For the majority of small firms that do not make the cut, even offers to pay well over one-year benchmark lending rates of 6.31 percent get rebuffed, for banks want to be seen as “socially responsible”.
Chinese banks report that SME loans make up about 40 percent of total lending. But analysts say the figure is likely overstated as there is no one definition of what counts as a SME loan in China — it varies between 1-10 million yuan.
Off-balance sheet loans, a category that includes wealth management products, are growing, the banker said, but few of these are going to small firms.
Cash starved, many Wenzhou companies turn to the underground lending market to take out “people’s loans”, as they are known locally.
Made up of cash-rich families eager to put their money to work by lending to businesses, the grey market works by word of mouth, giving firms relatively fuss-free access to cash.
For that, businesses typically pay annual interest rates of between 72-96 percent, said Zhou De Wen, chairman of the Wenzhou Council for the Promotion of SME Development.
Zhou estimated that about 70 percent of small firms in Wenzhou tap its 600-800 billion yuan worth of savings not held in banks, a pool bigger than the city’s bank loan market.
The steep costs of “people’s loans” eventually catch up with many companies, however, and some leave the trade to chase easy but risky profits from stock and property speculation.

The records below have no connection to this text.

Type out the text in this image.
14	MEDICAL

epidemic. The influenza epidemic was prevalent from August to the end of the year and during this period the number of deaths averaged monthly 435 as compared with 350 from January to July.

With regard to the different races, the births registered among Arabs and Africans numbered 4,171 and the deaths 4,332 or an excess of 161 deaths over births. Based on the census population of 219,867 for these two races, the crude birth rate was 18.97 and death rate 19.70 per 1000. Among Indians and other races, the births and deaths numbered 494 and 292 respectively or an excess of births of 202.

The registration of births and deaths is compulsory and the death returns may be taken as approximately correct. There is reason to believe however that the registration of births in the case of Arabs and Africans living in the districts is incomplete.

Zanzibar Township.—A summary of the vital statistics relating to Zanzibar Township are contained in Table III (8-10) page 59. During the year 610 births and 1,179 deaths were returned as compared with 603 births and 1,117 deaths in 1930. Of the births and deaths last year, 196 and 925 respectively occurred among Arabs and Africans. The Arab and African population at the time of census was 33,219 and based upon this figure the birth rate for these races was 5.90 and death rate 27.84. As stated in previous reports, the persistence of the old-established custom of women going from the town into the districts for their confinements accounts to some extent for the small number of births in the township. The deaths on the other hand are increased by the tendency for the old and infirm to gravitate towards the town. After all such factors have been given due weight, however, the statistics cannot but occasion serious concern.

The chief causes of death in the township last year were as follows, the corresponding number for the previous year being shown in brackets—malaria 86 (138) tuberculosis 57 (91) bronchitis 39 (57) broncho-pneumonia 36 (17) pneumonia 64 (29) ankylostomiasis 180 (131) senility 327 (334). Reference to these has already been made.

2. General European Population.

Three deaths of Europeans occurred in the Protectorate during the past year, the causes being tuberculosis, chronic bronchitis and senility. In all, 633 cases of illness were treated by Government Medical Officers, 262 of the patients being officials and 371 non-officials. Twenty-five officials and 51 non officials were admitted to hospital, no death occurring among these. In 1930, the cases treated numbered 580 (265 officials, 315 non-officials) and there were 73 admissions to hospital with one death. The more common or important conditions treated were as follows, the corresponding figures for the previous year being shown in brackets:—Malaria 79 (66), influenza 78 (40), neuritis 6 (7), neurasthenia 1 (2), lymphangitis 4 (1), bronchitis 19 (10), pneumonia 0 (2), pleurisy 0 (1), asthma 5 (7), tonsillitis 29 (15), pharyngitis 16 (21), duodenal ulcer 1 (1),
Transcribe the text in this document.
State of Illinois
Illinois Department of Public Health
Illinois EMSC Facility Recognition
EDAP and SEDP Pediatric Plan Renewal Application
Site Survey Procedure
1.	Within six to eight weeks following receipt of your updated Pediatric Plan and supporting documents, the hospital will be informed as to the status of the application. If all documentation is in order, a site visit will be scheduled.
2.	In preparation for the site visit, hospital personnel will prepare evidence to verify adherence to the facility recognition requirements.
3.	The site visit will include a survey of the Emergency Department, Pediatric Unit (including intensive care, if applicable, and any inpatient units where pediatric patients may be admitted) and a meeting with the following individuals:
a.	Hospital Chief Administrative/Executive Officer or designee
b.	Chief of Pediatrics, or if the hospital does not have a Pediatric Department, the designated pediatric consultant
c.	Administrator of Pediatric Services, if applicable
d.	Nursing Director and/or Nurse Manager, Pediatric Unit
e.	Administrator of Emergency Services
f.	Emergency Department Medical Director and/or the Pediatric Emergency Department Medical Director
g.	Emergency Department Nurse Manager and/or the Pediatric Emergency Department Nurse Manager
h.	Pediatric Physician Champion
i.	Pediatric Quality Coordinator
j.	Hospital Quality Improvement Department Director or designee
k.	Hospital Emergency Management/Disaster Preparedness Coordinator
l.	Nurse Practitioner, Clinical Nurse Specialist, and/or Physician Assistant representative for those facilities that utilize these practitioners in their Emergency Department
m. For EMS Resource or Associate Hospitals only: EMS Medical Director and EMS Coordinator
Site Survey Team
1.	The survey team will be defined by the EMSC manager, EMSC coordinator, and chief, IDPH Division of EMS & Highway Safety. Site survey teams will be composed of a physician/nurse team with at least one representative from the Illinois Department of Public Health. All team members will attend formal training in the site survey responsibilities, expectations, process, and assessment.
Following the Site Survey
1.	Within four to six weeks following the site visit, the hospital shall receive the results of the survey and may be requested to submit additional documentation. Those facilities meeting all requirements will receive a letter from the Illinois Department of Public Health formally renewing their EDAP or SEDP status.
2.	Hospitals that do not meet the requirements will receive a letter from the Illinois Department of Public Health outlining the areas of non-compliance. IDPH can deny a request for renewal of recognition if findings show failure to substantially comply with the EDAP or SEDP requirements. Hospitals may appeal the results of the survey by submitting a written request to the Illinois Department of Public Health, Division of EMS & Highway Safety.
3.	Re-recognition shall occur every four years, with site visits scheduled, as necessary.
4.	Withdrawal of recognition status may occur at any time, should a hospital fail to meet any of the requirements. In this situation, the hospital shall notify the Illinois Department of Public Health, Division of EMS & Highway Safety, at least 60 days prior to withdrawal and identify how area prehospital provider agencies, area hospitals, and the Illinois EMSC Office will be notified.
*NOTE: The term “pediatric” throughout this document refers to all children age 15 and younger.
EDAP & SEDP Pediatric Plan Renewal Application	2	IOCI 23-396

Those bets can end in tears. One Wenzhou leather maker went bust last month after its owner gambled with company funds, and lost. Another factory owner told Reuters that his brother-in-law had gone into hiding to avoid creditors. No one in his family knows where he is.
Banks and private lenders say they do their best to suss out borrowers before parting with their cash: they comb tax and power bills, and visit companies more frequently to ensure factories are really in production.
“We care the most about borrowers’ probity and cash flows,” said Zhang Haile, who works in a credit guarantee firm that helps SMEs get bank loans by vouching on their behalf.
Yet the reality is small companies are rarely on the radars of Chinese banks, regardless of their quality.
During a trip to Wenzhou last month, Jiang Jianqing, chairman of the Industrial and Commercial Bank of China (1398.HK), the world’s largest bank, promised over 100 billion yuan of loans to the city in coming five years, but made it plain that he prefers key state-backed infrastructure projects.
“There are two knives sitting on top of the heads of SMEs — credit and production costs,” said Zhou from the SME council. “Capital is like blood for firms. The choking off of capital could be the final knife in their backs.”